What you see is that renewables are increasingly rapidly, from a small base, during both the Bush and Obama administrations. While people associate the “green economy” with Obama, the actual facts show that both Bush and Obama are part of a fracking/tar sands/green energy base. In fact, in Bush’s second term, from 2005 to 2008, renewable investment more than tripled, from $11.2B to $37.7B. In Obama’s first term, renewable investment has more than doubled. The data for the fourth year of Obama’s term hasn’t come out, but if you back out the fourth year of Bush term two, it still is an unfavorable comparison for Obama. Bush raised renewable energy investment by two and a half times, Obama a bit more than double (2.25 times). One could make the case for Obama by saying that there was a financial crisis he had to deal with, and that renewables are at a higher level of pre-crisis investment than mining is. I’m sure there are lots of ways to slice this data up. But one thing one can’t argue is that Obama has pursued an economically transformative strategy. Or rather, if you do make that argument, you’d then have to start saluting the greenest President we’ve ever had, George W. Bush.
Regardless, the macro trend is clear. Both Bush and Obama pursued an “all of the above” energy policy, which for Bush included a very big dry hole – the invasion of Iraq. So what was the big difference between the Bush and Obama economies? Let’s add real estate investment into the chart, removing computers so as to make the chart less confusing.

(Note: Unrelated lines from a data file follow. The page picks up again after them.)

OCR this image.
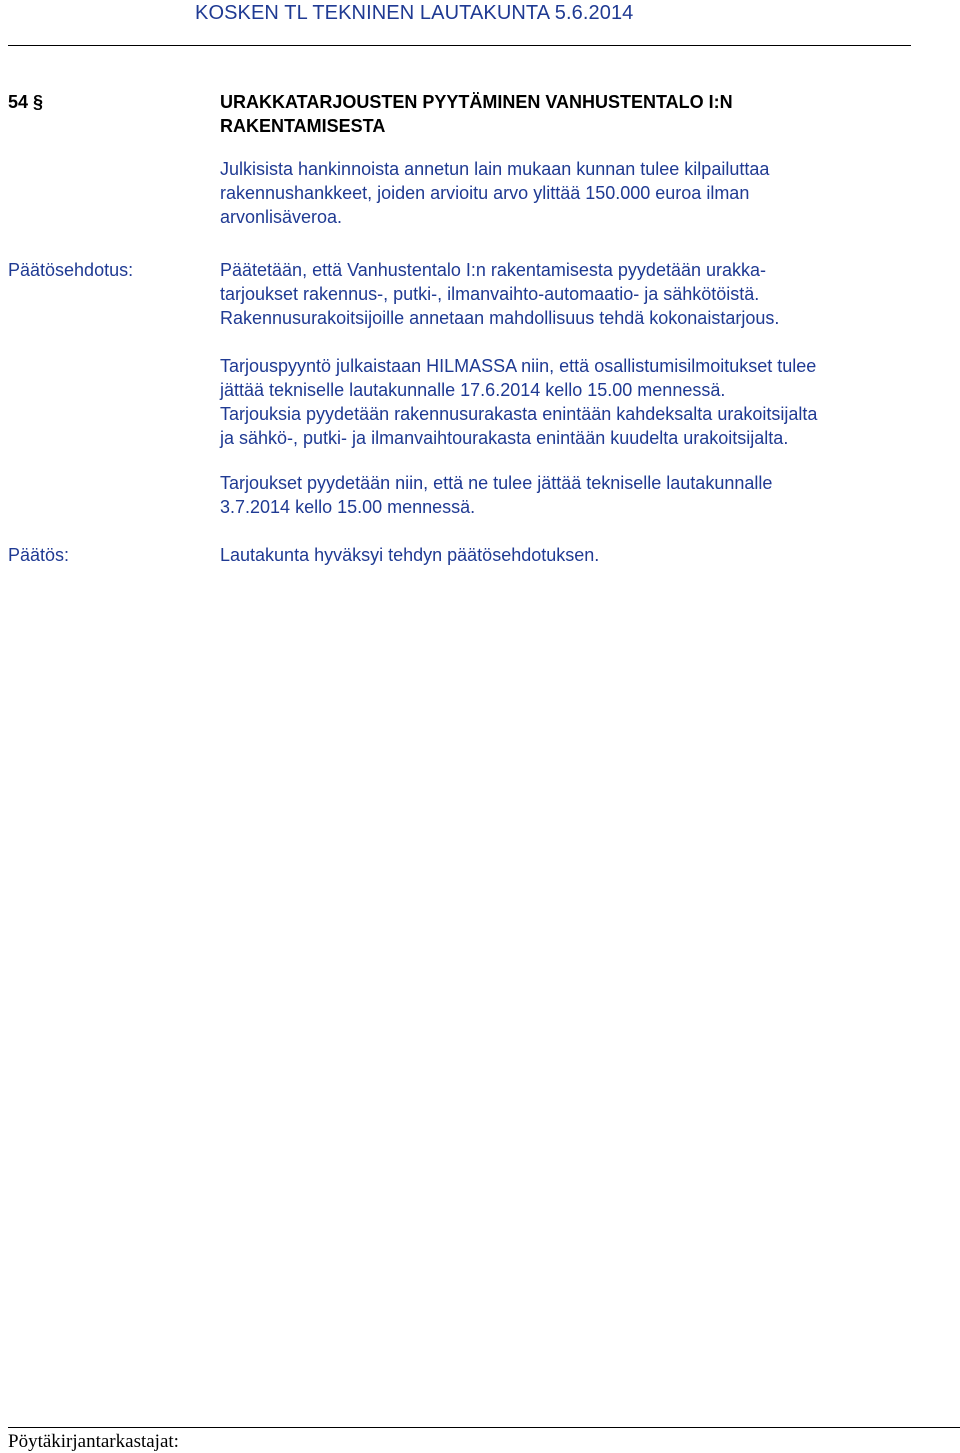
KOSKEN TL TEKNINEN LAUTAKUNTA 5.6.2014
54 §	URAKKATARJOUSTEN PYYTÄMINEN VANHUSTENTALO I:N
RAKENTAMISESTA
Julkisista hankinnoista annetun lain mukaan kunnan tulee kilpailuttaa
rakennushankkeet, joiden arvioitu arvo ylittää 150.000 euroa ilman
arvonlisäveroa.
Päätösehdotus:	Päätetään, että Vanhustentalo I:n rakentamisesta pyydetään urakka-
tarjoukset rakennus-, putki-, ilmanvaihto-automaatio- ja sähkötöistä.
Rakennusurakoitsijoille annetaan mahdollisuus tehdä kokonaistarjous.
Tarjouspyyntö julkaistaan HILMASSA niin, että osallistumisilmoitukset tulee
jättää tekniselle lautakunnalle 17.6.2014 kello 15.00 mennessä.
Tarjouksia pyydetään rakennusurakasta enintään kahdeksalta urakoitsijalta
ja sähkö-, putki- ja ilmanvaihtourakasta enintään kuudelta urakoitsijalta.
Tarjoukset pyydetään niin, että ne tulee jättää tekniselle lautakunnalle
3.7.2014 kello 15.00 mennessä.
Päätös:	Lautakunta hyväksyi tehdyn päätösehdotuksen.
Pöytäkirjantarkastajat:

And there we go. It’s all about a giant real estate bubble, stretching all the way back to the mid-1970s Carter era, but really picking up steam during the Clinton era and supercharging into the Bush period. You’ll notice three downturns in real estate investment since the 1970s, and all of them coincide with the loss of the incumbent party’s Presidential candidate (Carter, Bush I, McCain). The political lesson is, sustain property values and real estate investment or you are out on your ass.
With Obama, the cycle is broken – real estate is just not reinflating. And that $450 billion a year of lost investment isn’t being replaced with anything close to what would be necessary to employ all those people again. That massive hole in investment represents unemployment, idle resources, but most of all, a lost opportunity to restructure our economy.

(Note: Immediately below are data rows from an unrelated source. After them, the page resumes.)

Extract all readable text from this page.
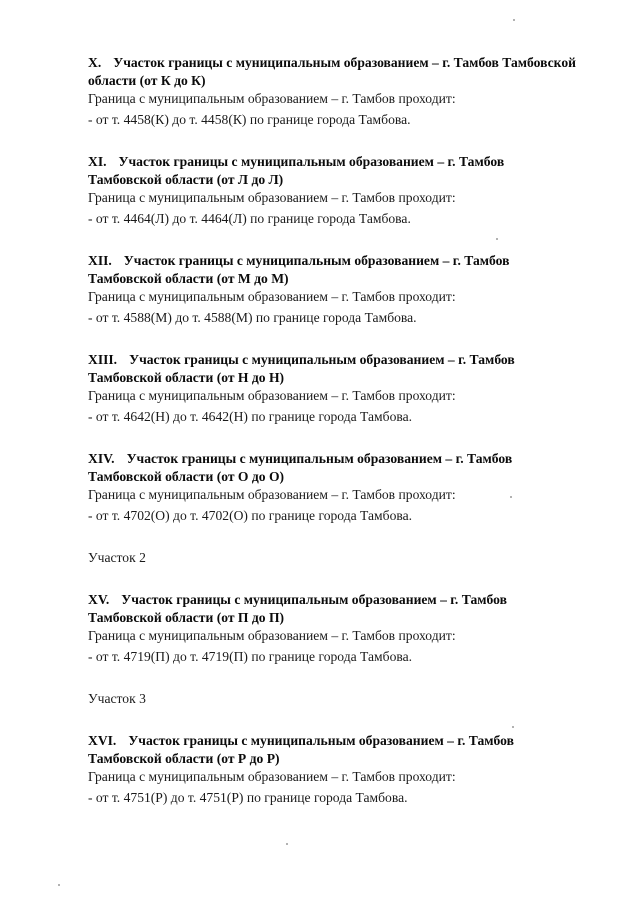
X. Участок границы с муниципальным образованием – г. Тамбов Тамбовской

области (от К до К)

Граница с муниципальным образованием – г. Тамбов проходит:

- от т. 4458(К) до т. 4458(К) по границе города Тамбова.

XI. Участок границы с муниципальным образованием – г. Тамбов

Тамбовской области (от Л до Л)

Граница с муниципальным образованием – г. Тамбов проходит:

- от т. 4464(Л) до т. 4464(Л) по границе города Тамбова.

XII. Участок границы с муниципальным образованием – г. Тамбов

Тамбовской области (от М до М)

Граница с муниципальным образованием – г. Тамбов проходит:

- от т. 4588(М) до т. 4588(М) по границе города Тамбова.

XIII. Участок границы с муниципальным образованием – г. Тамбов

Тамбовской области (от Н до Н)

Граница с муниципальным образованием – г. Тамбов проходит:

- от т. 4642(Н) до т. 4642(Н) по границе города Тамбова.

XIV. Участок границы с муниципальным образованием – г. Тамбов

Тамбовской области (от О до О)

Граница с муниципальным образованием – г. Тамбов проходит:

- от т. 4702(О) до т. 4702(О) по границе города Тамбова.

Участок 2

XV. Участок границы с муниципальным образованием – г. Тамбов

Тамбовской области (от П до П)

Граница с муниципальным образованием – г. Тамбов проходит:

- от т. 4719(П) до т. 4719(П) по границе города Тамбова.

Участок 3

XVI. Участок границы с муниципальным образованием – г. Тамбов

Тамбовской области (от Р до Р)

Граница с муниципальным образованием – г. Тамбов проходит:

- от т. 4751(Р) до т. 4751(Р) по границе города Тамбова.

UPDATE: Over email, Barry Ritholtz said that my data doesn’t include enough of the tech industry. I used as an imperfect proxy for the tech economy electronics manufacturing, which is essentially the manufacture of anything that has an integrated circuit in it.
I’ve redone the chart, taking electronics manufacturing as a base and adding “information industries”, which includes book publishing, movies, broadcasting, newspapers, software, data processing, radio and telecom. This is also not a perfect proxy for the Clinton boom, since it combines movies and books with technology. You can find a list of industry classifications here and BEA data here.